I was used to spending time at home by myself, but in all that time, I’d never really felt alone like I did now.  My famous mother would often be gone for long periods of time, shooting a movie on location somewhere.  She’d been acting since she was a little girl, and her schedule kept her busy.  My dad was an architect, but he worked from home as often as possible, so I was never on my own for long.  I sat down on the couch and wrapped my arms around myself, trying to ignore the panic fluttering in my stomach.

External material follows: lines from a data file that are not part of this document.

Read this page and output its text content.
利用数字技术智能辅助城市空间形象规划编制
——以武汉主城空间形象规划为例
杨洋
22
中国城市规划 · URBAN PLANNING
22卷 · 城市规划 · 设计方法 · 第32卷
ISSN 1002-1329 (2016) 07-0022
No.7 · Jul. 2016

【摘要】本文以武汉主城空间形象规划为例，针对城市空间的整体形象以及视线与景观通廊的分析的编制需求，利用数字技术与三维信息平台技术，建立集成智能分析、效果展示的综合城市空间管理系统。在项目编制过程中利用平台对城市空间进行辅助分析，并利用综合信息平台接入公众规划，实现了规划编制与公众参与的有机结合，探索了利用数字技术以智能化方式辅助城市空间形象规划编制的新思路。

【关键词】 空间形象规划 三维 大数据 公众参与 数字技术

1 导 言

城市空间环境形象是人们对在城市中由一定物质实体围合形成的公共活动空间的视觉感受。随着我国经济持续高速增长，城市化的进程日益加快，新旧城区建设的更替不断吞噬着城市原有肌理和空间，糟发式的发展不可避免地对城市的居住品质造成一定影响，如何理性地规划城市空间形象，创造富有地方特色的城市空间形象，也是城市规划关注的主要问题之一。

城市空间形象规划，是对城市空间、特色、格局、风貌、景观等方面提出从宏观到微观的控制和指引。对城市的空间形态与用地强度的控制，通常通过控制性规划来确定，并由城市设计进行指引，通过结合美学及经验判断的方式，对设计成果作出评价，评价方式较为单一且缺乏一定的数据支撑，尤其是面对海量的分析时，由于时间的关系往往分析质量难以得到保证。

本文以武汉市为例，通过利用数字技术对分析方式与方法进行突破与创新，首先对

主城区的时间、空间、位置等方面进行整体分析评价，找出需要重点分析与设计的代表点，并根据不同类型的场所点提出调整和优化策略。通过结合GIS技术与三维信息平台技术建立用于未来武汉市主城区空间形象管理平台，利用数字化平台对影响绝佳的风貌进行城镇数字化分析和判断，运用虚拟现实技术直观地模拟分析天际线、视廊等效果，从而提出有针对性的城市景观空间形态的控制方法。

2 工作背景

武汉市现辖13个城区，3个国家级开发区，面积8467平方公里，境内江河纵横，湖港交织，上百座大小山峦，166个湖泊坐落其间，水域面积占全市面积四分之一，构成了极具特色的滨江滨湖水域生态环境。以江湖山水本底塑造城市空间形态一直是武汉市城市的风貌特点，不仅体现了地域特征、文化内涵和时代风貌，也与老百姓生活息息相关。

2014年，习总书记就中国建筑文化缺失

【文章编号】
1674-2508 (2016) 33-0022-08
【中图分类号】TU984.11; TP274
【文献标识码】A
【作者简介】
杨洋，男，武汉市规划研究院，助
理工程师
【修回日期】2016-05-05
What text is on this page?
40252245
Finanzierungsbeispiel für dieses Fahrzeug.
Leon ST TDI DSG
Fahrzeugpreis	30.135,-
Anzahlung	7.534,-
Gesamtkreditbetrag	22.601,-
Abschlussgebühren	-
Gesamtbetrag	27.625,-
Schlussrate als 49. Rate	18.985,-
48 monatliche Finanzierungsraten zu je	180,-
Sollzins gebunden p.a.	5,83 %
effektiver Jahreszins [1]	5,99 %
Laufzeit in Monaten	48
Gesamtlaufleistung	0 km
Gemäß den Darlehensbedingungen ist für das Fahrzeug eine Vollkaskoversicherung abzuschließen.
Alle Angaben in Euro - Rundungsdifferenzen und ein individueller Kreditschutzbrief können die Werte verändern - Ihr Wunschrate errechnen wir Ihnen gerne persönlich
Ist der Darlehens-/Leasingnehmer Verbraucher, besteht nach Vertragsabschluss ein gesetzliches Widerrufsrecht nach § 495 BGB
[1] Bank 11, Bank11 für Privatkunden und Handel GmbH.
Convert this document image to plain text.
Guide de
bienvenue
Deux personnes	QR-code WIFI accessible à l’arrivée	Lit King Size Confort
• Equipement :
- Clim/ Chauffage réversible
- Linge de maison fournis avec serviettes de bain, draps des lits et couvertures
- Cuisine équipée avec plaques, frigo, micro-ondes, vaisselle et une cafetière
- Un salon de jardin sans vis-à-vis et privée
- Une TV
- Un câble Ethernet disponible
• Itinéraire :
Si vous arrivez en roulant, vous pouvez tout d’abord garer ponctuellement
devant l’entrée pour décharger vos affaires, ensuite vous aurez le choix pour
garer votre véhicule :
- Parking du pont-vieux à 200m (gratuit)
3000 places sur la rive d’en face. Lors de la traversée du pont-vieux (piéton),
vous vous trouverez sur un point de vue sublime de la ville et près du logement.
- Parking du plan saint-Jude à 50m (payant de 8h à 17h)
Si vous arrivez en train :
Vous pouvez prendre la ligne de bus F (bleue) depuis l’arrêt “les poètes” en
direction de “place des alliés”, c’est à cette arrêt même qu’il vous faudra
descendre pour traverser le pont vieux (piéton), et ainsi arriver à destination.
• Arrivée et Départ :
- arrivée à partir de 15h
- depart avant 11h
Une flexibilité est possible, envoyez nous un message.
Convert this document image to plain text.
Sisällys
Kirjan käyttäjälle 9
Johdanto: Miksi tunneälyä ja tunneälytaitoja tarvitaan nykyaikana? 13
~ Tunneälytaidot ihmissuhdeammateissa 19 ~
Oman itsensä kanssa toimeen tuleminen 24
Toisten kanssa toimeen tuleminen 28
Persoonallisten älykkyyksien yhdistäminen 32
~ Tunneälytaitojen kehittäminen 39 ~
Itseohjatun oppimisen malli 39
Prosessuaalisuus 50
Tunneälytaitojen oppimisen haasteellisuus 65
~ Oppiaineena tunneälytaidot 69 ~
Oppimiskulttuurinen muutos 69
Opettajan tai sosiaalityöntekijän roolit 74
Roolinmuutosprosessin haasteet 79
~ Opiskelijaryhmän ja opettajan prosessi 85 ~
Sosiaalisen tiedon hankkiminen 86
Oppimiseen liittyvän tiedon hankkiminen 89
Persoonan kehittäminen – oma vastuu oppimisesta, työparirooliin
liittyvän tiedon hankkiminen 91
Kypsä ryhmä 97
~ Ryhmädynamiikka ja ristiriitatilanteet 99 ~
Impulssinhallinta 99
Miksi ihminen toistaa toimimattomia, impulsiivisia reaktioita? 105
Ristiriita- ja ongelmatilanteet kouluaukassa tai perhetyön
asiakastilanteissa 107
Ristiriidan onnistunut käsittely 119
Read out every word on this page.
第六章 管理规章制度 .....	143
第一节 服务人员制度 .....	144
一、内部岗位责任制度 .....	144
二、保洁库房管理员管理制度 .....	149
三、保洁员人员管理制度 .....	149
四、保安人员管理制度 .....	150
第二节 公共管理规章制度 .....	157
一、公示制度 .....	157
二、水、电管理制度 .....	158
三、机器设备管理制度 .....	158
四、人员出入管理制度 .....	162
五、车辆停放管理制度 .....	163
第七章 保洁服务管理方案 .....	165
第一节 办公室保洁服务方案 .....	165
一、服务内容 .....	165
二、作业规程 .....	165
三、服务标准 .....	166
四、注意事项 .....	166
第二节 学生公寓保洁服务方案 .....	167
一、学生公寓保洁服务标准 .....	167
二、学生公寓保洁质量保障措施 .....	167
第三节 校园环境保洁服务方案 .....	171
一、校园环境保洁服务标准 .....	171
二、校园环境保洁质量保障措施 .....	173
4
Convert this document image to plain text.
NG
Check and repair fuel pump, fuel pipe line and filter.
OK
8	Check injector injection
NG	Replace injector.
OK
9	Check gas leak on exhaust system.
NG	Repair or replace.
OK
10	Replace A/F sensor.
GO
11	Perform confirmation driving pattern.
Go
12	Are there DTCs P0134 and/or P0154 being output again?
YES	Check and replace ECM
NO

When it was just me and my dad, mellow strains of Willie Nelson drifted out of his office while I heated up frozen lasagnas.  My homework would be piled across the kitchen table, my sock monkey slippers lost underneath.  We’d eat standing up in the kitchen and drink root beer.  My dad would tell me about his current project and always ask for my opinion.

Those few weeks when my mother was in between projects, the atmosphere in our home changed drastically.  Big Band music blared while my mother danced from room to room as she gathered laundry or the forgotten mugs of coffee my dad left in a trail after him.  She joked that if she ever lost my dad, she could always follow the trail of coffee mugs.  My mother was one of those people who could have the television and radio on at the same time, and seem to pay attention to both as she cooked or looked at mail or ran on the treadmill.  She was the ultimate multi-tasker.  She was infectious.  And I loved everything about her.